After the Arkansas-based chain of eateries Slim Chickens successfully expanded into Britain in 2018, it started to look for other international markets. In late 2021, prompted by interest among potential franchisees, the company took its first steps to enter the Canadian market.
High on the to-do list was securing a trademark for the restaurant’s name. There was just one problem: A few months earlier, someone had beaten them to it. And even though that applicant has not yet opened a single restaurant under the Slim Chickens name, the U.S. company has had to slow down its expansion plans.
“Until my legal counsel advises me we can go ahead and get some deals progressing, I’m just somewhat in limbo,” said Sam Rothschild, Slim Chickens’ chief operating officer.
Ottawa changed intellectual-property laws in 2018 and 2019 to make it possible for a business to apply for a trademark without demonstrating that it had ever used it. At the time, the legal community warned it could facilitate the practice of trademark squatting – registering a name with the intention of holding on to it so someone else can’t, possibly with plans to sell it later on. A few years later, some experts say those warnings have been proven prescient.
Myra Tawfik, a law professor at the University of Windsor, said the changes were made in part to alleviate the administrative burden on the Canadian Intellectual Property Office, the body that adjudicates trademarks, copyrights and patents.
Trademark registration can take years. CIPO’s service standard to respond to a trademark application from a Canadian applicant in commonly used categories is 18 months, but the office only hit that target for 5 per cent of applications last year.
However, Prof. Tawfik said reducing the initial red tape has shifted more work to applicants and the legal system.
“The effect of what we have done is to really put more of the burden on companies … to sort of manage the system, rather than having a decision at the outset about whether that trademark is registrable,” she said.
Companies that contend someone else has applied for a trademark inappropriately have a window during the examination process to register their opposition. They can also file a challenge with the Trademarks Opposition Board after the trademark is approved.
As part of the government’s reforms – and in response to the legal community’s concerns – Ottawa added a new criterion for challenges: that the application was made in “bad faith.”
The bad-faith argument has only been made in court a few times, and judges have generally characterized it as hard to prove.
But it has been used successfully at least once. In 2022, a judge ruled in favour of Beijing Judian Restaurant Co. Ltd., a Chinese restaurant chain that came to Canada in 2018. Prior to that, an individual in B.C. had registered a trademark for the name and logo of the restaurant chain, then tried to sell it to the company for $1.5-million, according to the ruling.

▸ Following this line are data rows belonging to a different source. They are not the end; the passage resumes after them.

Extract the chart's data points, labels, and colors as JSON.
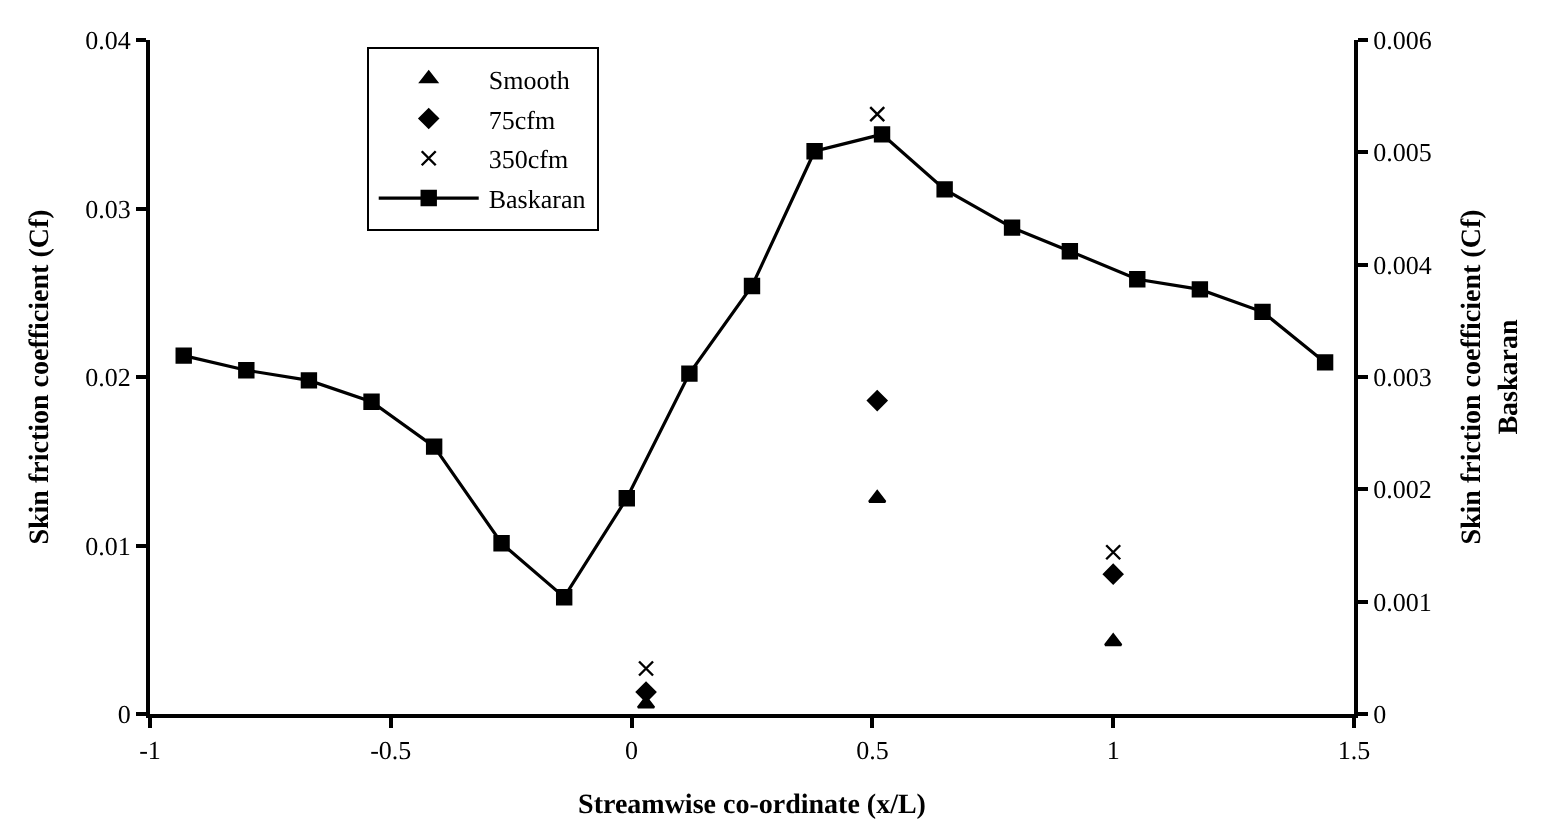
{
  "chart_data": {
    "type": "scatter",
    "xlabel": "Streamwise co-ordinate (x/L)",
    "ylabel": "Skin friction coefficient (Cf)",
    "y2label": "Skin friction coefficient (Cf)\nBaskaran",
    "xlim": [
      -1,
      1.5
    ],
    "xticks": [
      -1,
      -0.5,
      0,
      0.5,
      1,
      1.5
    ],
    "ylim": [
      0,
      0.04
    ],
    "yticks": [
      0,
      0.01,
      0.02,
      0.03,
      0.04
    ],
    "y2lim": [
      0,
      0.006
    ],
    "y2ticks": [
      0,
      0.001,
      0.002,
      0.003,
      0.004,
      0.005,
      0.006
    ],
    "legend": "top left",
    "series": [
      {
        "name": "Smooth",
        "marker": "triangle",
        "color": "#000000",
        "x": [
          0.03,
          0.51,
          1.0
        ],
        "values": [
          0.0006,
          0.0128,
          0.0043
        ]
      },
      {
        "name": "75cfm",
        "marker": "diamond",
        "color": "#000000",
        "x": [
          0.03,
          0.51,
          1.0
        ],
        "values": [
          0.0013,
          0.0186,
          0.0083
        ]
      },
      {
        "name": "350cfm",
        "marker": "cross",
        "color": "#000000",
        "x": [
          0.03,
          0.51,
          1.0
        ],
        "values": [
          0.0027,
          0.0356,
          0.0096
        ]
      },
      {
        "name": "Baskaran",
        "type": "line",
        "marker": "square",
        "line_style": "solid",
        "axis": "y2",
        "color": "#000000",
        "x": [
          -0.93,
          -0.8,
          -0.67,
          -0.54,
          -0.41,
          -0.27,
          -0.14,
          -0.01,
          0.12,
          0.25,
          0.38,
          0.52,
          0.65,
          0.79,
          0.91,
          1.05,
          1.18,
          1.31,
          1.44
        ],
        "values": [
          0.00319,
          0.00306,
          0.00297,
          0.00278,
          0.00238,
          0.00152,
          0.00104,
          0.00192,
          0.00303,
          0.00381,
          0.00501,
          0.00516,
          0.00467,
          0.00433,
          0.00412,
          0.00387,
          0.00378,
          0.00358,
          0.00313
        ]
      }
    ]
  }
}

When the restaurant’s owners refused to pay, they were met with threats in what the judge deemed an extortion scheme. Federal Court Justice Angela Furlanetto declared the trademark invalid and expunged it.
But other cases may not always be so clear-cut, Prof. Tawfik said, explaining that a company registering a trademark in Canada that has the same name as a company in another country doesn’t prove wrongdoing on its own.
In the case of Slim Chickens, it was beaten to the punch by Habit Brands Canada Corp., which had operated a restaurant in Edmonton called Habit Grill & Bar until it closed in the early days of the pandemic.
Habit said it started applying for trademarks in 2014, eventually filing applications for nine different variations on the name Habit.
The company said it started applying for dozens more during the pandemic because it intended to shift to a business model in which it would license brands to other restaurants for use on food-delivery apps. Many of the trademarks have the same or similar names as establishments in other countries.
“Subject to receipt of final trademark registrations, Habit intends to use the trademarks it has applied for in the operation of virtual kitchens, delivery-only virtual brands, and for other restaurant uses. Any suggestion otherwise is false,” the company said in an unsigned e-mail in response to questions from The Globe and Mail.
Corporate records show Habit’s sole director is Bill Hanson, the owner of more than a dozen Arby’s franchises and the chairman of the Arby’s Franchisee Association of Canada.
Chad Finkelstein, a lawyer at Dale & Lessmann LLP who is working with some of the restaurant chains that have taken issue with the trademark applications, said he does not think Habit’s trademark applications are a coincidence.
Mr. Finkelstein said he thought the old system was better. “Having a use requirement … was a measure of ensuring that people were actually going to use the trademark and not just squat on it,” he said.